Congé pour reprise - quand peut-il être annulé ?

21 juillet 2026

Mains protégeant une maison bleue, symbolisant la protection contre la nullité du congé pour reprise.

Table des matières

Recevoir un congé pour reprise peut donner l’impression que le départ est automatique. Pourtant, ce congé doit respecter des conditions strictes de fond, de forme et de délai. Je détaille ici les causes de nullité, les différences entre location vide et meublée, la protection de certains locataires et les démarches concrètes pour contester la décision.

Les éléments qui déterminent la validité du congé pour reprise

  • Motif précis : le bailleur doit reprendre le logement pour y habiter ou y loger un proche autorisé.
  • Informations obligatoires : identité, adresse du bénéficiaire et justification du caractère réel et sérieux de la reprise.
  • Délai à respecter : 6 mois pour une location vide et 3 mois pour une location meublée.
  • Notification valable : lettre recommandée reçue, acte de commissaire de justice ou remise en main propre contre récépissé.
  • Fraude sanctionnée : le bailleur risque jusqu’à 6 000 € d’amende, ou 30 000 € s’il s’agit d’une personne morale.

Clés et contrat de bail.
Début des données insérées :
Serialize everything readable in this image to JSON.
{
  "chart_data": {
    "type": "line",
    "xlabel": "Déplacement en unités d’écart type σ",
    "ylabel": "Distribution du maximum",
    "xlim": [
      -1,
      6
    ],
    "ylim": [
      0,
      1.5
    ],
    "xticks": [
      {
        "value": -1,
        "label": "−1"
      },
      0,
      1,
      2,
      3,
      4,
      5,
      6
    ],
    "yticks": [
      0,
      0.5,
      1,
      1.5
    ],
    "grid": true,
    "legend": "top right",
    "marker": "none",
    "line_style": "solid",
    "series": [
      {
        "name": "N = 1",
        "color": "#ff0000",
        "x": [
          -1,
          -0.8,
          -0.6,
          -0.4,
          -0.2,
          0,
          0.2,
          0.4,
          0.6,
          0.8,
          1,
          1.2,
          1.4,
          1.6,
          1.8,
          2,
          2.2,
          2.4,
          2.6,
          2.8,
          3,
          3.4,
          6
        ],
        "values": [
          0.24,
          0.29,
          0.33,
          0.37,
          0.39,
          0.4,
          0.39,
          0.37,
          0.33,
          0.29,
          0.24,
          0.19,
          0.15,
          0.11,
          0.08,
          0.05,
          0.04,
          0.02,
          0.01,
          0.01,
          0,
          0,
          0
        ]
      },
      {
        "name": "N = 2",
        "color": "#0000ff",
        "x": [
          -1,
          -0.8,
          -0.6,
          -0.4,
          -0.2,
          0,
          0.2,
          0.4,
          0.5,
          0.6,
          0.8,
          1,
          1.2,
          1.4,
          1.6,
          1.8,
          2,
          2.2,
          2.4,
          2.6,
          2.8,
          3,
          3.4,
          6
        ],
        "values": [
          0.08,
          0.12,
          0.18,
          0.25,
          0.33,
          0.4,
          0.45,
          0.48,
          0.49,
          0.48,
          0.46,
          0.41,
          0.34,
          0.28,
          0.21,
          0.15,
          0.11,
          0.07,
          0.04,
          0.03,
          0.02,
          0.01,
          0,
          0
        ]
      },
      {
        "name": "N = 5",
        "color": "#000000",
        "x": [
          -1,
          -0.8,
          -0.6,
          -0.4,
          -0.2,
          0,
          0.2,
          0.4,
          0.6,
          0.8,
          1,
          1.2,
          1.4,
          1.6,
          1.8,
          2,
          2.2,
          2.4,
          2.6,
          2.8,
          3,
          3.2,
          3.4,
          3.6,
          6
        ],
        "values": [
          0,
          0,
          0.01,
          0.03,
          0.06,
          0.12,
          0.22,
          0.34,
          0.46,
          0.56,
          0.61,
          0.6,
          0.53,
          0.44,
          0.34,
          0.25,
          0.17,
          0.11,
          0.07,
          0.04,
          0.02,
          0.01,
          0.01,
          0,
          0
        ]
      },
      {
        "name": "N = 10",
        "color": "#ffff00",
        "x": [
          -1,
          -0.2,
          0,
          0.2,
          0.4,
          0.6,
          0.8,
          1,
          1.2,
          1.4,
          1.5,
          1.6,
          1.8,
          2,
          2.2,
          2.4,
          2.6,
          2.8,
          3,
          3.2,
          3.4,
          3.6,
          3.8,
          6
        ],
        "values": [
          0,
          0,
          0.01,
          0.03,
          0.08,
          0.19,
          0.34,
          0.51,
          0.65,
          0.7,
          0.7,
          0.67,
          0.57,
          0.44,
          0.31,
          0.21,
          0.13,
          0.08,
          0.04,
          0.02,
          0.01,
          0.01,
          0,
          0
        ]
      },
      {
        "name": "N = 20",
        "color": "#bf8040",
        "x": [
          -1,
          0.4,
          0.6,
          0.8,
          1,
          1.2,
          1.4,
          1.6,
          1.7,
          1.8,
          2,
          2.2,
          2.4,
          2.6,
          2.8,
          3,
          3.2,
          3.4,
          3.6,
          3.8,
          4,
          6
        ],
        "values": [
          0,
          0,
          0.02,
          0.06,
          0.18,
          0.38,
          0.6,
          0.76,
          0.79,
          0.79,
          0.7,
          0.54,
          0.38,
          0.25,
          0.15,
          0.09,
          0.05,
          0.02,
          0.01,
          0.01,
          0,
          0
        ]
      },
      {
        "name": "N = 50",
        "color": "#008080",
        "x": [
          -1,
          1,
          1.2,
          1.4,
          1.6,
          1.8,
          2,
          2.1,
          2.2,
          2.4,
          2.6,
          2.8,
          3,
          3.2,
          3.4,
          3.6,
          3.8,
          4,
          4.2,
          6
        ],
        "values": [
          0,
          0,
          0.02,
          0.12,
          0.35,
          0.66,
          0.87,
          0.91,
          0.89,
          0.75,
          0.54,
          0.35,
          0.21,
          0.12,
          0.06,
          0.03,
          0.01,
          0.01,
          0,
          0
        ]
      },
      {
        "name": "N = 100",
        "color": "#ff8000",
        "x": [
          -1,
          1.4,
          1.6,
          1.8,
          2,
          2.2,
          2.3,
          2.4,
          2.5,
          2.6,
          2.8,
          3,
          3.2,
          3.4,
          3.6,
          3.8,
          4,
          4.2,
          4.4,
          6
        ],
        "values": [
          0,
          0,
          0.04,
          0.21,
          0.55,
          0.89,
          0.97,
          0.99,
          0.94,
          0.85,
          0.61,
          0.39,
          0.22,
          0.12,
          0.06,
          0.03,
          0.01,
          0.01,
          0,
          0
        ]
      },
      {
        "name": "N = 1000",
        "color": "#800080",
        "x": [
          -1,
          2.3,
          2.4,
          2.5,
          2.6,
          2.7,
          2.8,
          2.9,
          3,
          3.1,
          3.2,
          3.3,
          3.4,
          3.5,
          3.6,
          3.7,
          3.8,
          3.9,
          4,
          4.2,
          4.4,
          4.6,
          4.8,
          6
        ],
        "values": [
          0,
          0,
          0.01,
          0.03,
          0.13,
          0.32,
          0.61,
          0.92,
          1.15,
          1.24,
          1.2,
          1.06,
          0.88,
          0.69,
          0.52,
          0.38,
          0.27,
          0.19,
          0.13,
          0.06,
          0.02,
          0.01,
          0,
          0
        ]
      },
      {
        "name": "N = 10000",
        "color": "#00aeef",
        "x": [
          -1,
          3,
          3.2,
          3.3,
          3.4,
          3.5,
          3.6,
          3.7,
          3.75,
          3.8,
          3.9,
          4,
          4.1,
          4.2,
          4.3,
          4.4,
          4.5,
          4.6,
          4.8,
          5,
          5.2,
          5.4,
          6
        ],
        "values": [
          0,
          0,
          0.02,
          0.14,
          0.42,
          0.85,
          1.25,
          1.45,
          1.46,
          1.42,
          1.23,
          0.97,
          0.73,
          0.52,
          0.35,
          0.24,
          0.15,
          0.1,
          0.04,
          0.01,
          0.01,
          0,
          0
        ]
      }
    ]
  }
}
Un propriétaire peut-il donner congé pour travaux ? La nullité du congé pour reprise est une préoccupation.

Dans quels cas un congé pour reprise peut-il être annulé

Le congé pour reprise permet au bailleur de ne pas renouveler le bail afin de récupérer le logement pour lui-même ou pour un proche. Il ne s’agit donc pas d’un droit général de récupérer son bien pour le louer plus cher, le vendre ou l’utiliser comme résidence secondaire. La reprise doit correspondre à une occupation personnelle et réelle.

La nullité d’un congé pour reprise peut venir d’une erreur dans la lettre, d’un délai trop court, d’une notification irrégulière ou d’un motif qui ne tient pas juridiquement. Le juge peut également écarter le congé lorsque la reprise paraît fictive ou frauduleuse.

Les bénéficiaires autorisés

Pour une location soumise à la loi du 6 juillet 1989, le logement peut être repris par le propriétaire ou par son époux, son partenaire de Pacs, son concubin notoire depuis au moins un an, ses ascendants ou ses descendants. La reprise peut aussi profiter aux ascendants et descendants de son conjoint, partenaire ou concubin.

Une SCI familiale peut, dans certaines conditions, reprendre le logement pour l’un de ses associés. En indivision, la situation dépend de la présence d’un usufruit et de l’accord des indivisaires. Je conseille de vérifier ce point avant toute notification, car une erreur sur la qualité du bénéficiaire fragilise fortement le congé.

La reprise doit être réelle et sérieuse

Le bailleur n’a pas à démontrer que son projet est le meilleur choix possible. En revanche, il doit pouvoir expliquer pourquoi la reprise est concrète, cohérente et sérieuse au jour où le congé est délivré. Une mutation professionnelle, un rapprochement familial ou le besoin de loger un enfant étudiant peuvent constituer des explications crédibles.

À l’inverse, un logement qui reste vide, qui devient une résidence secondaire ou qui est immédiatement reloué peut révéler une fraude. Dans ce cas, le locataire peut réclamer la réparation de son préjudice, en plus de faire constater l’irrégularité du congé.

Ce que la lettre doit impérativement contenir

Pour une location vide, l’article 15 de la loi du 6 juillet 1989 impose plusieurs mentions. La lettre doit indiquer le motif de reprise, le nom et l’adresse du bénéficiaire ainsi que le lien entre celui-ci et le bailleur. Elle doit aussi expliquer, même brièvement, ce qui rend la reprise réelle et sérieuse.

  • l’adresse du logement concerné ;
  • la date d’échéance du bail ;
  • le motif exact de la reprise ;
  • le nom et l’adresse du bénéficiaire ;
  • le lien familial ou juridique autorisé ;
  • les éléments justifiant l’installation prévue ;
  • la notice d’information destinée au locataire.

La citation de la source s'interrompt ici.